Morphological and functional diversification during kelp evolution Starko, Samuel


Kelps are highly successful ecosystem engineers that substantially increase the productivity of nearshore ecosystems, forming nursery habitat for other species. Despite the importance of kelps to the modern ecology of temperate ecosystems, we have a limited understanding of their evolutionary relationships, the diversification dynamics that led to their modern distributions, and the factors that determine where they are found in nature. In this dissertation, I quantitatively explore how distributions and modern ecological strategies have arisen through kelp evolution. I utilize phylogenomic approaches to determine the evolutionary relationships between kelp species and the timing of their diversification, elucidating many previously unknown phylogenetic relationships between kelps (Ch. 2). I then investigate the strategies that kelps use to survive on wave-swept shores and test for trade-offs that may have constrained their broad range of morphological variation. I use flow tank experiments and field mechanical testing to investigate how external forces from the environment interact with morphology. I show that kelps with high mechanical support also experience greater environmental forces than weaker, more streamlined species, consistent with well known trade-offs of stress resistance in other organisms (Ch. 3). I also investigate the interspecific scaling of biomass allocation in organs of kelp that are analogous to those of land plants and showed that there are shared features of how size influences morphology in both groups (Ch. 4).
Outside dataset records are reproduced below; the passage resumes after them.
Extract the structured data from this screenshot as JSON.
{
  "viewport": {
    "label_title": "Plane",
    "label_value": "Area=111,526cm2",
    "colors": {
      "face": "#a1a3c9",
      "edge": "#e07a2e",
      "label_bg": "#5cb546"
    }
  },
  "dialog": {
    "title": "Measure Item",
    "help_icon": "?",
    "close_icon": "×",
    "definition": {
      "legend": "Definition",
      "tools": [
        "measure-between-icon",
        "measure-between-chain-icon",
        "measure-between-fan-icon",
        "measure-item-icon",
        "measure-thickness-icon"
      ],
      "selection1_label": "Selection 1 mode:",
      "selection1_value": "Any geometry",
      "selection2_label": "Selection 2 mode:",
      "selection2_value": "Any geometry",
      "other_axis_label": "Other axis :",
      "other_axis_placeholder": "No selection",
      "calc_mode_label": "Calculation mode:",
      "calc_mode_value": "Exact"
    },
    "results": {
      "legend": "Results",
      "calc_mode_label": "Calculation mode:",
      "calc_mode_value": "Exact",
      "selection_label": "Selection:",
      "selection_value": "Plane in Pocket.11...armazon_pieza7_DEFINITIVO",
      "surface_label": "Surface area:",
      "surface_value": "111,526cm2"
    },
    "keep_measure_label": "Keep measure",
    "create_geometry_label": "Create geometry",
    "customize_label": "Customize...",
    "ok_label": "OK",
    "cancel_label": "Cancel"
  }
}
Lastly, I combine trait and phylogenetic information to explore patterns of trait evolution and determine how species that specialize in different environments are distributed across the phylogeny. I assess whether phylogenetic relatedness or trait differences explain the assembly of kelp communities and demonstrate that kelp communities are composed of distantly related species that have converged on similar traits (Ch. 5). Taken together, these studies offer a multifaceted perspective on the morphological and ecological diversification of kelps and demonstrate that ecological strategies are convergent among phylogenetically divergent lineages.